I've been working as a nurse at a large hospital in Houston for three years, so I've gained some experience and work hard, but lately, I feel like I'm really experiencing 'burnout'.
There are many moments when I think, "Why am I feeling this way?" and even when I drink strong coffee, my eyes are half-closed.
It turns out I'm not the only one feeling this way. Other nurses around me constantly say, "Oh, I'm exhausted."
Why do nurses experience burnout in hospitals? There are endless reasons when you break it down.
First and foremost, the biggest issue is the 'non-stop schedule'. The work schedule is like a puzzle game.
With day shifts, night shifts, and mid shifts alternating, I get confused about what time zone my body is living in.
When I wake up in the morning, I wonder, "Was today my day off?" but then I see the alarm and realize it's a 'work day' and jump out of bed.
Another factor is the 'overwhelming emotional labor'.
Patients are in pain, and their families are sensitive, which I understand, but honestly, hearing the nurse call bell dozens of times a day gives me an echo in my ears.
On top of that, I have to remember the names of my assigned patients, medication times, dosing schedules, and doctor orders, so my mind is always overloaded. Sometimes I wonder if I'm a human or a scheduling bot.
There's also nursing documentation.
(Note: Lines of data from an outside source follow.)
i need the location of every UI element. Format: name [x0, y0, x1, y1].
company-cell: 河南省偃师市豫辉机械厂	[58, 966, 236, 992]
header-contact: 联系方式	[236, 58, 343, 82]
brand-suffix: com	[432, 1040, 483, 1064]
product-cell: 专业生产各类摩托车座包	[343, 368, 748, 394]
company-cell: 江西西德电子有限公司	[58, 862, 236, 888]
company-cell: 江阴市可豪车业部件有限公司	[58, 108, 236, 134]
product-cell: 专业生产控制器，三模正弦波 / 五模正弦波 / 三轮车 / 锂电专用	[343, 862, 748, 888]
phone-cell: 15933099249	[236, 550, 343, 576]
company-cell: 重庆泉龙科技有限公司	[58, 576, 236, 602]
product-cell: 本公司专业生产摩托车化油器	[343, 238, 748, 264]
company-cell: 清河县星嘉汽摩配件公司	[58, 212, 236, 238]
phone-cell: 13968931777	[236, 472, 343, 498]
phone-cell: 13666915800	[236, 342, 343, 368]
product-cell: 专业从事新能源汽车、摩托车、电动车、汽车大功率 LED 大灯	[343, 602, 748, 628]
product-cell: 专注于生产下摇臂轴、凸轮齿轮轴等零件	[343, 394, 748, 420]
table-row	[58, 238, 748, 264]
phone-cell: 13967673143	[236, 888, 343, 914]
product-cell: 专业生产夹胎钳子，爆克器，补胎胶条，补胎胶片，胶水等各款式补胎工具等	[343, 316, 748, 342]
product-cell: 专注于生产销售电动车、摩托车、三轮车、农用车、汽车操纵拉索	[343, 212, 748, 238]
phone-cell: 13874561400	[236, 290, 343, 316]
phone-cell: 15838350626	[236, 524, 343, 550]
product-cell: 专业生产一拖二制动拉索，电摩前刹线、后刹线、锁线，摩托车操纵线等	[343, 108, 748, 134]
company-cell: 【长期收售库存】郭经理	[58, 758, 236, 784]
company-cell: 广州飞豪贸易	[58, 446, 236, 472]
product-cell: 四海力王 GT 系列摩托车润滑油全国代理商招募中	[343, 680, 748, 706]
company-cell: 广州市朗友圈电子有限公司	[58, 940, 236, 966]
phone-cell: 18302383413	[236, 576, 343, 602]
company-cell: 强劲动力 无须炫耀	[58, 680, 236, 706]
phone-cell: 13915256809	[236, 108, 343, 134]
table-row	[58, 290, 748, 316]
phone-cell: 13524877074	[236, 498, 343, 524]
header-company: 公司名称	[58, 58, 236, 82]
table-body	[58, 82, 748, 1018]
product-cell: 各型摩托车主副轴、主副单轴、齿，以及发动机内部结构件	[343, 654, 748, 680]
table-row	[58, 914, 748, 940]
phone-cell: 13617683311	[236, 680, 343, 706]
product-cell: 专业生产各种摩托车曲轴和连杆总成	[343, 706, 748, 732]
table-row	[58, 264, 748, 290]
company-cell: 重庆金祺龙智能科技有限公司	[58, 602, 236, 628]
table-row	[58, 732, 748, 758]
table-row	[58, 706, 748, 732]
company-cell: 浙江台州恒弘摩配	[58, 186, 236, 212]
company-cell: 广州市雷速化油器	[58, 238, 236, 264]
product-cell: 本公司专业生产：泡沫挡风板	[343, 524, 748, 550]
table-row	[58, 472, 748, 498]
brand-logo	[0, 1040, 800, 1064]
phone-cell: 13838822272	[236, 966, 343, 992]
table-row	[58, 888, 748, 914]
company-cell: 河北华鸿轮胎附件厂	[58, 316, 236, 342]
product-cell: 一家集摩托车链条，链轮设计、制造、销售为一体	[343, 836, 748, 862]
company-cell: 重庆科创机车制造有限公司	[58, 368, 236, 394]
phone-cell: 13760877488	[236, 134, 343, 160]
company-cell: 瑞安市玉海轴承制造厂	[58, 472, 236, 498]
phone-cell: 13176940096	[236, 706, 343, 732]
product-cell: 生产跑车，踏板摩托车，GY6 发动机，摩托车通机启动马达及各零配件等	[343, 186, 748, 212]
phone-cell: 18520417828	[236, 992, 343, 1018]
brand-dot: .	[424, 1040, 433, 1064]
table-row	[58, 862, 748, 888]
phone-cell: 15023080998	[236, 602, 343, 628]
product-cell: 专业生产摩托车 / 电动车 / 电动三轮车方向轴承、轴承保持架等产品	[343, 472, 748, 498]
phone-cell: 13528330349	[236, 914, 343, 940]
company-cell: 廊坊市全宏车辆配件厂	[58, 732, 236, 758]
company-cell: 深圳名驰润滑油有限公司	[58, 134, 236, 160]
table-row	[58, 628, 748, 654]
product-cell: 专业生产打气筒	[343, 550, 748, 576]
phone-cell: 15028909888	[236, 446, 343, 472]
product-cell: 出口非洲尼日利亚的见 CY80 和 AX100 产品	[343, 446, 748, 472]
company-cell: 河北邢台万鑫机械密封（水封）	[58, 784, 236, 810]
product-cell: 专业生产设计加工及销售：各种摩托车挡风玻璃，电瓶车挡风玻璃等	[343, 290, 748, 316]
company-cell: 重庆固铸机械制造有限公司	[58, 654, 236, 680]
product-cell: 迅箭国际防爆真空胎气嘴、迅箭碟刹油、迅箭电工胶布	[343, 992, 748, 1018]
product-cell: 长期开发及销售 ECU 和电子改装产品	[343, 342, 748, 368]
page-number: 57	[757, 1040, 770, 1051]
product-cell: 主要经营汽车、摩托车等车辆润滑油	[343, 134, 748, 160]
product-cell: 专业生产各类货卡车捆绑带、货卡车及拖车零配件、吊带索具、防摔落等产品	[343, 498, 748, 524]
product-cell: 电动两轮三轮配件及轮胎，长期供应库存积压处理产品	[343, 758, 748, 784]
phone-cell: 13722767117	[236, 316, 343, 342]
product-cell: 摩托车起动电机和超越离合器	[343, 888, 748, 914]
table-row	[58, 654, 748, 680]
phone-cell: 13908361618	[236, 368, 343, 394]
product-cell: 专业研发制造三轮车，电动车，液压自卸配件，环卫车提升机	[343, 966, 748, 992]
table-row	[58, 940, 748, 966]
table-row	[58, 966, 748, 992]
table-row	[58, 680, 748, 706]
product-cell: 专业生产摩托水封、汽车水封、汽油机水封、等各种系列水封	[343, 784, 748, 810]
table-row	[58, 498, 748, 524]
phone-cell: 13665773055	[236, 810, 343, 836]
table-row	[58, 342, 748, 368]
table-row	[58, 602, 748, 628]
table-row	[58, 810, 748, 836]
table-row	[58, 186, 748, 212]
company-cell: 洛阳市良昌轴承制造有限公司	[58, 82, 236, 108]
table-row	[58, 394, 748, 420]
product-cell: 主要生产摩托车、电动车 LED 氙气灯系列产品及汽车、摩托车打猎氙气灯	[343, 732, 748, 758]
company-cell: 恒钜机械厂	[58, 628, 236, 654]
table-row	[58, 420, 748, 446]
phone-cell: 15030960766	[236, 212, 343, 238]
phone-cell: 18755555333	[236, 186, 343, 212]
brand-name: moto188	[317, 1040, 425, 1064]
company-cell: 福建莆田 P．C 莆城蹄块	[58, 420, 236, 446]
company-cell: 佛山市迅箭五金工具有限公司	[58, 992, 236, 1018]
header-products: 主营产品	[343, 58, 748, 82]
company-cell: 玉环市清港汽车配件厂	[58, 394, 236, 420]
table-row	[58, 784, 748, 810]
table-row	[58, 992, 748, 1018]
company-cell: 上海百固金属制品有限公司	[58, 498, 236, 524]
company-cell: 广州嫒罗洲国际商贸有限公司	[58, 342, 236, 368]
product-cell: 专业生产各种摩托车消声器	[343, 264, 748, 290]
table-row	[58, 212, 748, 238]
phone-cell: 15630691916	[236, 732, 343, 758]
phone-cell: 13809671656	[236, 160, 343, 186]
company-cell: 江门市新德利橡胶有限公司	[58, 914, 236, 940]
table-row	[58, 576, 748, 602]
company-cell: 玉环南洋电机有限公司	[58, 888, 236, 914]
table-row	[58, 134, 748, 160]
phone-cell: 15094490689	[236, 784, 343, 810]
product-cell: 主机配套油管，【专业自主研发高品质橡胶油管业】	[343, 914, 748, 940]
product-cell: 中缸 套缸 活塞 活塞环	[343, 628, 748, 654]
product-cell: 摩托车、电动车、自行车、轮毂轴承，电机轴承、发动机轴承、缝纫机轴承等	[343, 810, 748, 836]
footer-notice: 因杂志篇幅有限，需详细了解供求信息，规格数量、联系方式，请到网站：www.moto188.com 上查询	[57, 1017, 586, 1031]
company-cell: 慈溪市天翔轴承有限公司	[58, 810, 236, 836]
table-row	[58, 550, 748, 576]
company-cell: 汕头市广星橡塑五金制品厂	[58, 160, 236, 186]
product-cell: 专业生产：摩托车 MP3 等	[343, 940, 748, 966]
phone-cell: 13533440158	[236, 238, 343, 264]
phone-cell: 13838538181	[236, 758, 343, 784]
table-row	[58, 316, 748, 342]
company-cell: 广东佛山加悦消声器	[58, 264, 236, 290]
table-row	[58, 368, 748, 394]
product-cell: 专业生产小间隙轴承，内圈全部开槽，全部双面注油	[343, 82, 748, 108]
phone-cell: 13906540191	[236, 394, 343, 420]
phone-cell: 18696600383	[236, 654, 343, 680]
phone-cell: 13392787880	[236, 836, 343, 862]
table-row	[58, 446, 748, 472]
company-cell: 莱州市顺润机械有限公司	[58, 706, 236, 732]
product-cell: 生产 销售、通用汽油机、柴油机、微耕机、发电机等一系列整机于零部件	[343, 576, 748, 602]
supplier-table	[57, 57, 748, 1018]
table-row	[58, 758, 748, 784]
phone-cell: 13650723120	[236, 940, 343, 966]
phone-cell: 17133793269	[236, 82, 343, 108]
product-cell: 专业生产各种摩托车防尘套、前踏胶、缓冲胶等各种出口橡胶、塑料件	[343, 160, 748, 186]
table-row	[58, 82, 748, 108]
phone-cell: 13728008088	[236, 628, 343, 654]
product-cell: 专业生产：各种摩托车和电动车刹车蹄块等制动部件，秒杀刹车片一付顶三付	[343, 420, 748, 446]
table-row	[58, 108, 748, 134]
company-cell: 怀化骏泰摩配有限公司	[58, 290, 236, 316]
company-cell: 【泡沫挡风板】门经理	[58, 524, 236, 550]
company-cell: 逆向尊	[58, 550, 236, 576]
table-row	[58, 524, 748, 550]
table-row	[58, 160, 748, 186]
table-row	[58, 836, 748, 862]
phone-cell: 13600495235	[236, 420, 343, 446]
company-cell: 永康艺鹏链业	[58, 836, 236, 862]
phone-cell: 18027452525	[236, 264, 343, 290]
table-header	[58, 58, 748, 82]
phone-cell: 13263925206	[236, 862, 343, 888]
Nowadays, I spend more time sitting in front of a computer than with patients.
After checking a patient's condition, I immediately have to log everything into the EMR.
When a patient says, "Nurse, can you help with the IV..." I think to myself, 'I need to finish this documentation...' I want to hurry, but I only have two hands, so what can I do?
And the most relatable feeling is, 'I'm not the only one busy, so why do I feel like I'm the only one working harder?'
Even though I'm taking care of the same number of patients at the same time, why do I feel so rushed?
While I'm busy teaching the new nurse various things, my own work keeps piling up, and there are days when I just grab a glass of milk for lunch while trying to be discreet.
If someone asks me what I had for lunch, I might just say, "What did I eat again?"
That said, I don't hate this job. When a recovering patient says, "Thank you so much," it makes me forget all the hard work of the day.
Sharing a laugh with a colleague, saying, "Today was really hectic, right?" is comforting too. It's just... sometimes it can be overwhelming.
These days, everyone finds comfort on the way home with a whole chicken and a can of beer. Some days, even a drive-thru coffee gives me a boost.
Nurse burnout? It might be a natural feeling, and sometimes it could just be proof that "I'm living my life too earnestly."
If it's tough, it's okay to take a moment to pause. Just like we care for our patients, let's take care of ourselves a bit too.
That way, I can put on my uniform nicely and walk the hospital corridors again tomorrow.